By Bernie Cahiles-Magkilat
Fifteen regional operating headquarters (ROHQS) have left the Philippines following the “aggressive” interpretation of the Bureau of Internal Revenue on their preferential tax rate under the TRAIN Law.
Celeste Ilagan, executive director of the Philippine Association of Multinational Companies Regional Headquarters Inc. (PAMURI), quoted the Board of Investments that 10-15 ROHQs plus a couple of new entrants have left after the TRAIN Law. Some of them went back to Singapore, North America and in their other centers globally, making it easier for them to move work from one center to another.
According to Ilagan, the whole ROHQ membership of PAMURI is 25,000 member employees working with different firms from US and European MNCs. PAMURI has 75 company members although the BOI has registered more than 200.
“This came from BOI but I don’t know if they did exit interviews but this happened after the TRAIN Law was passed,” she said. ROHQs lost their 15 preferential tax on their highly specialized workers.
“We should not have lost the incentive even with the President’s veto but the BIR interpreted it differently,” Ilagan said.

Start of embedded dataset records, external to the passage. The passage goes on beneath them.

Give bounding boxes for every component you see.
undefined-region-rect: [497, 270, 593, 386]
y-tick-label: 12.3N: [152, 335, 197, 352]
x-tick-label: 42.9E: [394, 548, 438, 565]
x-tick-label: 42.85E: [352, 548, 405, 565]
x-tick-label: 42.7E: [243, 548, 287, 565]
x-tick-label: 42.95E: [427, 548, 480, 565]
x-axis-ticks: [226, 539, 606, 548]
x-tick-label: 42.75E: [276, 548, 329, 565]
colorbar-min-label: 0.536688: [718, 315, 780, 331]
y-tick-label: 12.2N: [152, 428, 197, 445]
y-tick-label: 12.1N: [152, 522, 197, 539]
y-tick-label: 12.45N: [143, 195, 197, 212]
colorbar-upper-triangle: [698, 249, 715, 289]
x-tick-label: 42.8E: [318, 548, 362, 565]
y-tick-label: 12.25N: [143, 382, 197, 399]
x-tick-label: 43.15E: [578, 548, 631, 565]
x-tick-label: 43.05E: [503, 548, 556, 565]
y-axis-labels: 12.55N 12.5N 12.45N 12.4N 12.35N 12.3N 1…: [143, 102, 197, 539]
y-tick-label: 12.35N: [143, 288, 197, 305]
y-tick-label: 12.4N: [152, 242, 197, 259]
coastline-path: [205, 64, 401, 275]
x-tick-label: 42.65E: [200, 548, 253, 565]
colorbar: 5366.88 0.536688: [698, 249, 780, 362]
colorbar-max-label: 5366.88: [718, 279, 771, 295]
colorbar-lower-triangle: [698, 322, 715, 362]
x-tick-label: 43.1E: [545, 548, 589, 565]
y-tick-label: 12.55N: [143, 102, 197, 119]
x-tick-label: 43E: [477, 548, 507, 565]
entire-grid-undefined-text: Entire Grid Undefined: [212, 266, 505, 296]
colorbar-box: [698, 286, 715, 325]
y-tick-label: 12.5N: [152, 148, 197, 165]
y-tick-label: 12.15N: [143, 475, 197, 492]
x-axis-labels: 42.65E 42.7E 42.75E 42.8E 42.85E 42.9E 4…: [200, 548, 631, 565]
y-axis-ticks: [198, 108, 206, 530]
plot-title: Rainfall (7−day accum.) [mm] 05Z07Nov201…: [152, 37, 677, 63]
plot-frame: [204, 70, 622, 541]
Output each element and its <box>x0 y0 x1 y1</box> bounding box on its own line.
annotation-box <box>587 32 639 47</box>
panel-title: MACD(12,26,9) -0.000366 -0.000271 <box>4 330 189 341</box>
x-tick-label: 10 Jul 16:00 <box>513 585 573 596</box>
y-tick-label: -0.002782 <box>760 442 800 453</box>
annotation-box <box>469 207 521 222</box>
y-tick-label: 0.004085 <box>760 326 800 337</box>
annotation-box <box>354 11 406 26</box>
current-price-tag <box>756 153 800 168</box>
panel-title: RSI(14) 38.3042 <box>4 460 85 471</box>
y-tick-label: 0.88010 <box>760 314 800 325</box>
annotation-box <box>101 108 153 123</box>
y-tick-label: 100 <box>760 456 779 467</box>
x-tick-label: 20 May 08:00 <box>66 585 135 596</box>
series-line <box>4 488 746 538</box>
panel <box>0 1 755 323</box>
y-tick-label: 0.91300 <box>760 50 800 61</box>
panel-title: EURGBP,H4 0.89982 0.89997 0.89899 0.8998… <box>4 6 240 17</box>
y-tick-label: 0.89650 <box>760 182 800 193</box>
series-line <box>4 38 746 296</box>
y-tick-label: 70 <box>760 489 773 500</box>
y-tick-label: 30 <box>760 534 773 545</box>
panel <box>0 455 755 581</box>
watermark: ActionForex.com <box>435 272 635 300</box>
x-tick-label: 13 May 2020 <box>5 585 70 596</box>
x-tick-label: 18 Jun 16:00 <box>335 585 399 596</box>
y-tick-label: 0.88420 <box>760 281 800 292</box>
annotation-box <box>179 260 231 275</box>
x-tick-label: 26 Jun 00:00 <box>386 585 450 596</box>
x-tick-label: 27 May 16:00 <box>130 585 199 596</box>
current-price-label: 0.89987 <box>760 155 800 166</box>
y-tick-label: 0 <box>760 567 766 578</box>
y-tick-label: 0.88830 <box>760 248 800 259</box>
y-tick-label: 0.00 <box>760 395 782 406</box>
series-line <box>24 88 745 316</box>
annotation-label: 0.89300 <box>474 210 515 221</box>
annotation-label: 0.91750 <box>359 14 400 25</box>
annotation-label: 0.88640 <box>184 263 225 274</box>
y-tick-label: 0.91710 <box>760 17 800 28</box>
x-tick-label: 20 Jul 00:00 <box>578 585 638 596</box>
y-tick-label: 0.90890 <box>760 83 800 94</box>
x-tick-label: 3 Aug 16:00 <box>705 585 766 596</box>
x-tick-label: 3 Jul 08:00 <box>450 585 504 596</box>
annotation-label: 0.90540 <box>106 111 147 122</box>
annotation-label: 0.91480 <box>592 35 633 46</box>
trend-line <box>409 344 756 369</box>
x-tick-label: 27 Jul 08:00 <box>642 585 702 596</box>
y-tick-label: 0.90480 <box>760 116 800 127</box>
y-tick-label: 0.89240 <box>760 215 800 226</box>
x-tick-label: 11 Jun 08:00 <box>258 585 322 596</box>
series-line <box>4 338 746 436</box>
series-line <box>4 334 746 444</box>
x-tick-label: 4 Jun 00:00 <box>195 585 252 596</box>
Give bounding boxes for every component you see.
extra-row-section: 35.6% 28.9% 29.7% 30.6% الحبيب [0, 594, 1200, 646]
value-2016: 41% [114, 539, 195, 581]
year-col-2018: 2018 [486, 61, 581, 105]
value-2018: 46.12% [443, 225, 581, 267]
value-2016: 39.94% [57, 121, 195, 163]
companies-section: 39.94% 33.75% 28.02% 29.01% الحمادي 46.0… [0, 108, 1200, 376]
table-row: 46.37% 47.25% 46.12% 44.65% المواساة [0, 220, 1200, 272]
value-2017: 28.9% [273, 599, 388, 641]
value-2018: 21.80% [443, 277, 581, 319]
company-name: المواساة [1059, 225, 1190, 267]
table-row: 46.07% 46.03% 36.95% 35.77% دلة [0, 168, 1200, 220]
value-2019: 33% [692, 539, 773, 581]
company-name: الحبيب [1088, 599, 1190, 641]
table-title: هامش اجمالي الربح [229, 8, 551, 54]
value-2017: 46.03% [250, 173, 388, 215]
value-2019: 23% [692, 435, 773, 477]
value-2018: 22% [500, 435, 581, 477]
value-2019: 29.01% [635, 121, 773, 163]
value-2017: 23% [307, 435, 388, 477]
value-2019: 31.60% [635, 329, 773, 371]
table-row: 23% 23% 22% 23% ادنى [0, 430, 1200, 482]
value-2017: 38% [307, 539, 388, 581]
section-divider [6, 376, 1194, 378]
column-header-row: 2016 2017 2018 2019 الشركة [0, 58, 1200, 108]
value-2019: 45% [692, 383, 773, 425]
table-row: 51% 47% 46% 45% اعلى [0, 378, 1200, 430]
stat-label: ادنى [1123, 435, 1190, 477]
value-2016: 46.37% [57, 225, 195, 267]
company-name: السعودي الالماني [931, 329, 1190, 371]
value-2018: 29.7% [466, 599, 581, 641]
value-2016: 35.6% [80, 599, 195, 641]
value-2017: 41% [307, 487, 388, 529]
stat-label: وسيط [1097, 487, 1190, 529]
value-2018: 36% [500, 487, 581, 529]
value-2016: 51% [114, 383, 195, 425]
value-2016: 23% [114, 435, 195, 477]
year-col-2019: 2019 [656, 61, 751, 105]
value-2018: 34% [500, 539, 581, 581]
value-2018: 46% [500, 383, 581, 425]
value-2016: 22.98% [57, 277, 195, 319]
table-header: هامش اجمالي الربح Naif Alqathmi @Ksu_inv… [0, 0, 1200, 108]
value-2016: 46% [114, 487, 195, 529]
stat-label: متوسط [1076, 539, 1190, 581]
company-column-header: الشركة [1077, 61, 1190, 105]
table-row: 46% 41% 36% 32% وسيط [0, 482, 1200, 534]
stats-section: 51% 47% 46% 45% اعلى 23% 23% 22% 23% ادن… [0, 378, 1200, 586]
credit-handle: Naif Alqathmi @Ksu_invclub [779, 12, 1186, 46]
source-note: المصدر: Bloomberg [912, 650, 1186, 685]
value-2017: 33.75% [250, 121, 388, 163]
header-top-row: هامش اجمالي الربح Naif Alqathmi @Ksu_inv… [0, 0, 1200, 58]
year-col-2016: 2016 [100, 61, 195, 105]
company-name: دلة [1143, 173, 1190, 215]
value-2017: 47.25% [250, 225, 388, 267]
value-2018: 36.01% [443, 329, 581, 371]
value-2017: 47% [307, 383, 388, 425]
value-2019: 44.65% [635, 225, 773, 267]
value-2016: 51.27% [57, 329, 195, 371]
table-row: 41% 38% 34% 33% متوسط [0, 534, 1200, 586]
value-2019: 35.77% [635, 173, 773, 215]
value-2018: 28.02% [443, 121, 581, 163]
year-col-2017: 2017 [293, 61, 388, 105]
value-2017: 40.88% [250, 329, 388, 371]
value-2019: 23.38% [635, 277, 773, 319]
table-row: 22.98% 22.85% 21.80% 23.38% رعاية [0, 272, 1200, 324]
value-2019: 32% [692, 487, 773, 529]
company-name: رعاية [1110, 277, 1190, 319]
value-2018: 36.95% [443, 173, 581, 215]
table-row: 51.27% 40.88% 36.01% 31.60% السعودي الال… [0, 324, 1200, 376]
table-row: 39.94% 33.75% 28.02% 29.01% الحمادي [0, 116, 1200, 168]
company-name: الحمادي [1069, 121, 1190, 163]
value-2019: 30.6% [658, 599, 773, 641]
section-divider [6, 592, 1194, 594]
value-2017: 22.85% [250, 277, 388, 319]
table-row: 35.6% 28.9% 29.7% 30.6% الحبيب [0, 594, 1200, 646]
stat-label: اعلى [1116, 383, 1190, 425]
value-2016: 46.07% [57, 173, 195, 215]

She explained that ROHQs were hit by the TRAIN Law when one of their incentives was removed because of the aggressive interpretation of the BIR.
ROHQs have three incentives – 15 percent preferential tax rate on their highly specialized employees, exemption from local taxes and 10 percent CIT. They lost the preferential tax rate under the TRAIN Law. Once the CITIRA is passed ROHQs are also going to lose the two remaining incentives.
PAMURI did a survey on their members, which said they would make an evaluation. Therefore, she said, if these changes would make significant impact on their cost structure then these firms will have to decide.
Their position now is to retain the exemption from local business tax and a 10 year transition into the CIT regime from the current 10 percent CIT.